Ciri-ciri yang biasa muncul adalah gangguan siklus haid, baik periode haid yang memanjang maupun terlambat 2-3 bulan. Selain itu, ciri lainnya mengalami kelebihan hormon androgen yang ditandai dengan jerawat berlebihan.
Oleh
Deonisia Arlinta
·2 menit baca
JAKARTA, KOMPAS — Sindrom ovarium polikistik merupakan salah satu penyebab gangguan kesuburan pada perempuan. Biasanya, orang dengan gangguan ini memiliki kadar vitamin D yang rendah di dalam tubuhnya sehingga pemberian vitamin D bisa menjadi alternatif dalam pengobatan.
Hal itu sesuai dengan pemaparan Rizka Yurianda saat mempertahankan disertasi dalam sidang terbuka promosi doktor Fakultas Kedokteran Universitas Indonesia (FKUI) di Jakarta, Jumat (6/12/2019). Dia lulus dengan predikat yudisium A dan berhak menyandang gelar doktor ilmu obstetri dan ginekologi.
Sindrom ovarium polikistik (SOPK) adalah kelainan hormon atau endokrinologis yang terjadi pada perempuan usia subur. Gangguan ini bisa menyebabkan gangguan kesuburan atau infertilitas. Setidaknya, sekitar 40 persen angka kejadian infertilitas disebabkan oleh SOPK.
Rizka mengatakan, pola diet yang tidak sehat serta kurangnya aktivitas fisik menjadi pemicu timbulnya penyakit ini. Kebiasaan tersebut bisa menyebabkan terjadi resisten insulin yang menjadi penyebab gangguan kesuburan pada perempuan.
Gangguan haid
Adapun ciri-ciri yang biasa muncul pada perempuan dengan SOPK adalah gangguan siklus haid, baik periode haid yang memanjang maupun terlambat 2-3 bulan. Selain itu, ciri lainnya mengalami gangguan hiperandrogen atau kelebihan hormon androgen yang ditandai dengan jerawat berlebihan serta sel telur yang kecil seperti roda pedati.
Intervensi yang diberikan untuk mengatasi SOPK, tambah Rizka, pasien biasanya perlu melakukan modifikasi gaya hidup dengan mengurangi kalori, membatasi karbohidrat, serta meningkatkan aktivitas fisik. Dengan kasus infertilitas, pasien juga bisa mendapat obat penyubur serta pemberian hormon.

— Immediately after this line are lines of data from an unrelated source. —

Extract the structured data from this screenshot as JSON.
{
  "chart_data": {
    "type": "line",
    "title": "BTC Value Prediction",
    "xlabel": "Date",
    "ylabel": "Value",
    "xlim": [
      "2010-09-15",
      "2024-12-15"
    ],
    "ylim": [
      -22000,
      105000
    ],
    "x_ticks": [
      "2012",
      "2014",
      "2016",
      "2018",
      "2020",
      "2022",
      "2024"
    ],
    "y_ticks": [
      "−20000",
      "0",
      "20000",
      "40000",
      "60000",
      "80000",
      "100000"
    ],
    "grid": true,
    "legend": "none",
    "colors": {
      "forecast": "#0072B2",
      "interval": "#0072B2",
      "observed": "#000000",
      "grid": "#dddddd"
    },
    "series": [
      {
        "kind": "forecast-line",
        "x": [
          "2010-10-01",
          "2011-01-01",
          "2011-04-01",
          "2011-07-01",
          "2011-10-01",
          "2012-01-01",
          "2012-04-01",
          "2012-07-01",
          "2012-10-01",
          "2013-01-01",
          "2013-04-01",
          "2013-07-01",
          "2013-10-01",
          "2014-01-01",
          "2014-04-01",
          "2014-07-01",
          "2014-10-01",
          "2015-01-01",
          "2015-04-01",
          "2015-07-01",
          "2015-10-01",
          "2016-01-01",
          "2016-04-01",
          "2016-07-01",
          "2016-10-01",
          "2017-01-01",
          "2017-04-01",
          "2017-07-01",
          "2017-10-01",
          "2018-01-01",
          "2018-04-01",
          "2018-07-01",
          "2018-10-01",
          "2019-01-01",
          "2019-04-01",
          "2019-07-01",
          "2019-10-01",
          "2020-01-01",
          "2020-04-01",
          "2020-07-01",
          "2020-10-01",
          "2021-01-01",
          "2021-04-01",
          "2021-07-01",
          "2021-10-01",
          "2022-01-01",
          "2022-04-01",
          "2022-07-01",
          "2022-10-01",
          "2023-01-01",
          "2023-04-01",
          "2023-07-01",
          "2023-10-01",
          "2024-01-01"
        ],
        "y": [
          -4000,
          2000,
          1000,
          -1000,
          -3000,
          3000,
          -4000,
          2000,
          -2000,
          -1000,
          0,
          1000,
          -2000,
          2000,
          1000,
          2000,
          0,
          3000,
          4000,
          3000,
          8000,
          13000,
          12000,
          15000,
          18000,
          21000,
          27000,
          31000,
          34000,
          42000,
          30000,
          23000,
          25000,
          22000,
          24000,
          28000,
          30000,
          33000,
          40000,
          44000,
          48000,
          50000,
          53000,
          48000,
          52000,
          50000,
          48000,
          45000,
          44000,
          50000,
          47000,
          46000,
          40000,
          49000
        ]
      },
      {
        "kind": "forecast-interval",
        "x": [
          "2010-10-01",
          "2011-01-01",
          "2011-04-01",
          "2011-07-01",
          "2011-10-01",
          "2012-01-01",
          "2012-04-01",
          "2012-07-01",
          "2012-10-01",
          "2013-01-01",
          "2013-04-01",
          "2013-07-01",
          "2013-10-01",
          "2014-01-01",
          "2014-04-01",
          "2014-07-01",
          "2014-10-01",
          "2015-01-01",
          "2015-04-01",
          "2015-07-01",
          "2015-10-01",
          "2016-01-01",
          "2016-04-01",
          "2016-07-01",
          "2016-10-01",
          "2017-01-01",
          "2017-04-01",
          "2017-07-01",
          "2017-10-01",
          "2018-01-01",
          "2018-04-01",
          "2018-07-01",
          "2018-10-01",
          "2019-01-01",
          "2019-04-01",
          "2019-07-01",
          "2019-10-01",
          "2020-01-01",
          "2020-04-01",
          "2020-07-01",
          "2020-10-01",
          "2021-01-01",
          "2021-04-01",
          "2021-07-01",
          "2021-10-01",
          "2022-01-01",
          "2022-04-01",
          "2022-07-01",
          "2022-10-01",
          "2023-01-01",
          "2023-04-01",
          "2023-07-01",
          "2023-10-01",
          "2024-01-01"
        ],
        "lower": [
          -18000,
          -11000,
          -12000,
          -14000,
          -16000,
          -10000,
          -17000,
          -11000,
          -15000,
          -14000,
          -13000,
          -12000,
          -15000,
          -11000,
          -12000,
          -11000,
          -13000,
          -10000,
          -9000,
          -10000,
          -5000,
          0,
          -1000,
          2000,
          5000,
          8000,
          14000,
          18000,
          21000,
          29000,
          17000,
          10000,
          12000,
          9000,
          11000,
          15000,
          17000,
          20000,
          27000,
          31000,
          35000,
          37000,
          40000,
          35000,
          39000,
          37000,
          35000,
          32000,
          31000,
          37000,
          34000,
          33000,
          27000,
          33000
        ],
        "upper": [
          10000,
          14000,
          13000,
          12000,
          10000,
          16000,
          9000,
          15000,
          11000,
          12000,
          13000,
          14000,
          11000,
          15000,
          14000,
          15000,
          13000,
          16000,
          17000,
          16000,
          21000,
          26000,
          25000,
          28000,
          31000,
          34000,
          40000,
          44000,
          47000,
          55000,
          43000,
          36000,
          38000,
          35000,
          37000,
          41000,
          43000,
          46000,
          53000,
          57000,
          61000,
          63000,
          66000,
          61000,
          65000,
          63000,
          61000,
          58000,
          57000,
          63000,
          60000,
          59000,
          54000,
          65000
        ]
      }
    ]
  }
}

”Pemberian vitamin D bisa menjadi alternatif dalam pengobatan. Sekitar 70-80 persen penderita SOPK mengalami defisiensi vitamin D. Dengan begitu, intervensi ini bisa diberikan kepada pasien SOPK dengan defisiensi vitamin D tanpa harus diberikan obat penyubur,” ucap Rizka, yang merupakan Kepala Subdivisi Fertilitas Endokrinologi Reproduksi Rumah Sakit Pusat Angkatan Darat Gatot Soebroto, Jakarta.
Guru Besar Tetap dan Konsultan Fertilitas dan Endokrinologi Reproduksi FKUI TZ Jacoeb menuturkan, masalah SOPK semakin banyak ditemukan pada perempuan dengan gangguan kesuburan. Selain karena faktor genetik, gaya hidup yang tidak sehat menjadi penyebab utama timbulnya gangguan tersebut.
”Dari 20 pasien saya yang datang dengan gangguan haid, sekitar 10 mengalami SOPK. Kondisi ini disebabkan pola makan yang tinggi karbohidrat, kurangnya aktivitas fisik, serta kurangnya paparan sinar matahari dengan kandungan UV B,” tuturnya.